En parallèle, la réforme du chômage instaurée par le gouvernement De Wever suscite des inquiétudes croissantes au niveau des communes, notamment sur le sort des personnes exclues. Le gouvernement fédéral prévoit que 30 % des exclus se tourneront vers les CPAS, un chiffre jugé sous-estimé par plusieurs directions de CPAS. Nicolas Martin partage cet avis : « À Mons, nous faisons face à la même situation que la plupart des grandes villes wallonnes; les chiffres annoncés par le gouvernement sont loin de la réalité. On l’avait d’ailleurs anticipé et annoncé. On est dans l’ordre des 50 % et ces chiffres sont constatés ailleurs en Wallonie. »

Le bourgmestre prévient que cette situation aura des conséquences sérieuses sur la prise en charge des personnes par les CPAS : « Il faut du personnel des assistants sociaux pour les accompagner et les aider à retrouver un emploi, ce qui était le travail du Forem auparavant. On n’a pas eu de collaboration suffisamment efficace pour anticiper les choses. On avait demandé à pouvoir avoir les bases de données, à pouvoir rencontrer les gens, à pouvoir le faire plusieurs mois avant pour identifier leur profil et les aider à la remise à l’emploi. Cela n’a pas été fait par le gouvernement. »

Pour une ville comme Mons, cette réforme du chômage pourrait coûter 230 euros par contribuable. Nicolas Martin note que : « Pour une ville comme Mons, avec 100 000 habitants, c’est de l’ordre de 3 millions d’euros de surcoût par an par rapport aux compensations annoncées par le gouvernement fédéral qui n’ont pas été prises en compte. Cela représentera 14 millions d’euros pour la mandature. Et pour donner une idée très concrète, cela coûtera 230 euros pour le contribuable montois sur ses impôts, et c’est la même chose pour toutes les autres villes de Wallonie et du pays. »

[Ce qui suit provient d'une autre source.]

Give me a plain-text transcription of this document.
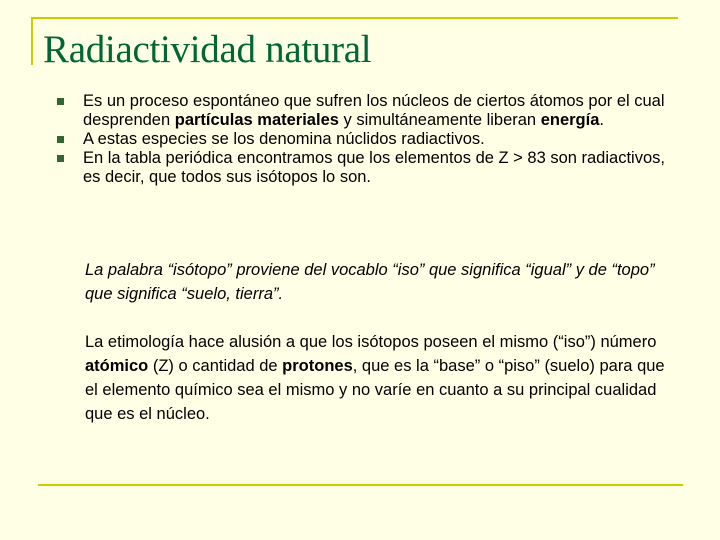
Radiactividad natural
Es un proceso espontáneo que sufren los núcleos de ciertos átomos por el cual desprenden partículas materiales y simultáneamente liberan energía.
A estas especies se los denomina núclidos radiactivos.
En la tabla periódica encontramos que los elementos de Z > 83 son radiactivos, es decir, que todos sus isótopos lo son.

La palabra “isótopo” proviene del vocablo “iso” que significa “igual” y de “topo” que significa “suelo, tierra”.

La etimología hace alusión a que los isótopos poseen el mismo (“iso”) número atómico (Z) o cantidad de protones, que es la “base” o “piso” (suelo) para que el elemento químico sea el mismo y no varíe en cuanto a su principal cualidad que es el núcleo.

Le bourgmestre conclut : « Il faut donc que le gouvernement assume lui-même financièrement le coût de ces réformes. Ici, il transfère le coût de ces réformes sur le dos des communes. Et in fine, qu’est-ce qui va se passer ? Ce sont les contribuables wallons et bruxellois qui vont payer cette réforme. Avant, le chômage étant fédéral, il était payé par la Flandre aux deux tiers. Demain, ce seront les Wallons et les Bruxellois qui paieront deux tiers de la facture. C’est donc une forme de transfert nord-sud. Je pense que Bart de Wever a bien joué dans cette pièce, et les partis francophones de la majorité ont insuffisamment anticipé les choses pour protéger les contribuables francophones. »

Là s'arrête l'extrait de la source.